The Rosenberg Trio's first album has aged very well, despite its obvious influences. Jazz music like this is hard to find, and The Rosenberg Trio's adept at adapting the gypsy jazz style for a modern age. Seresta reveals the trio at their youngest and hungriest.

The Rosenberg Trio are quite clearly heavily influenced by their late peer in gypsy jazz, Django Reinhardt. His influence is inescapable, from the opening notes to the final solos of every bar, song, and album of their discography. (They even recorded a tribute to him in 2010.)

Seresta is their first album, released in 1989. Frankly, it’s not popular enough to have its own Wikipedia page, so there’s not a lot I know about its historical context. What I do know is that the remaster sounds really good, and that the band never really (in my estimation) sounded better than this.

Despite all of their efforts to sound like their hero, it’s tough to sound like anything else in this admittedly somewhat-narrow genre of music. Jazz can go anywhere, but Django made gypsy jazz his own and he made it in his image.

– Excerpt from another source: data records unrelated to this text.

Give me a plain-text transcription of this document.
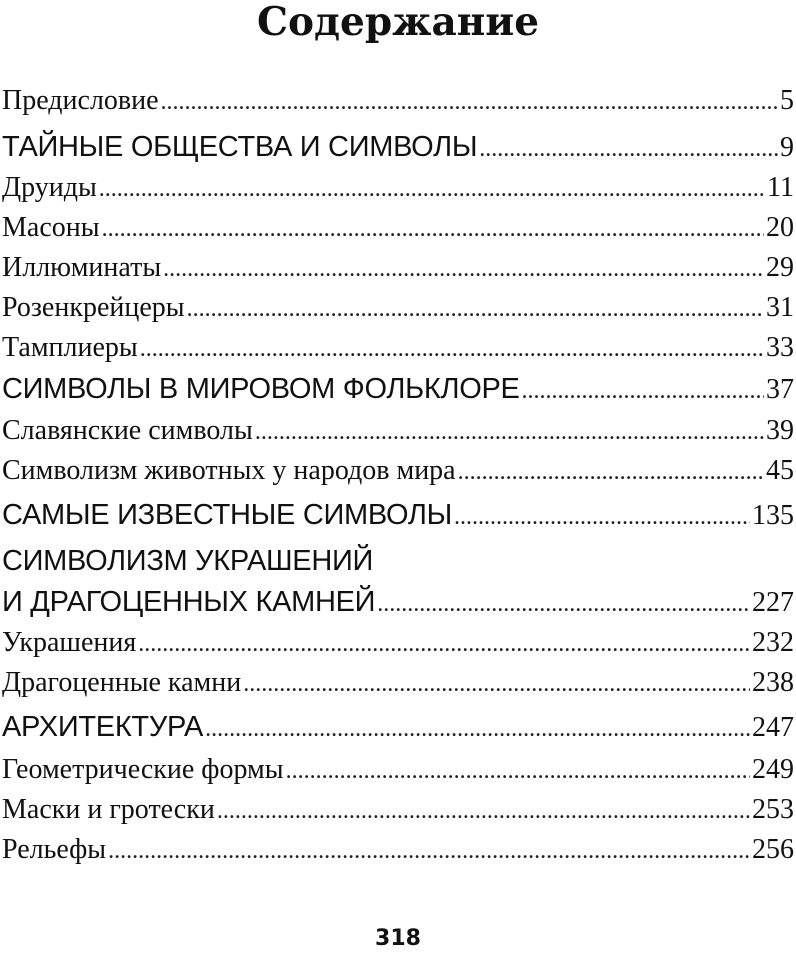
Содержание
Предисловие .....	5
ТАЙНЫЕ ОБЩЕСТВА И СИМВОЛЫ .....	9
Друиды .....	11
Масоны .....	20
Иллюминаты .....	29
Розенкрейцеры .....	31
Тамплиеры .....	33
СИМВОЛЫ В МИРОВОМ ФОЛЬКЛОРЕ .....	37
Славянские символы .....	39
Символизм животных у народов мира .....	45
САМЫЕ ИЗВЕСТНЫЕ СИМВОЛЫ .....	135
СИМВОЛИЗМ УКРАШЕНИЙ
И ДРАГОЦЕННЫХ КАМНЕЙ .....	227
Украшения .....	232
Драгоценные камни .....	238
АРХИТЕКТУРА .....	247
Геометрические формы .....	249
Маски и гротески .....	253
Рельефы .....	256
318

Re-inventing that wheel is probably darn near impossible.

So I should be careful to say that I’m not complaining when I say that the Rosenberg Trio sound a lot like their inspiration. Their music is beautiful. It’s the sort of music Woody Allen would use for his European movies. It’s the sort you use to set the mood for a romantic dinner. It’s gorgeous, textural, and it’s aged very, very well.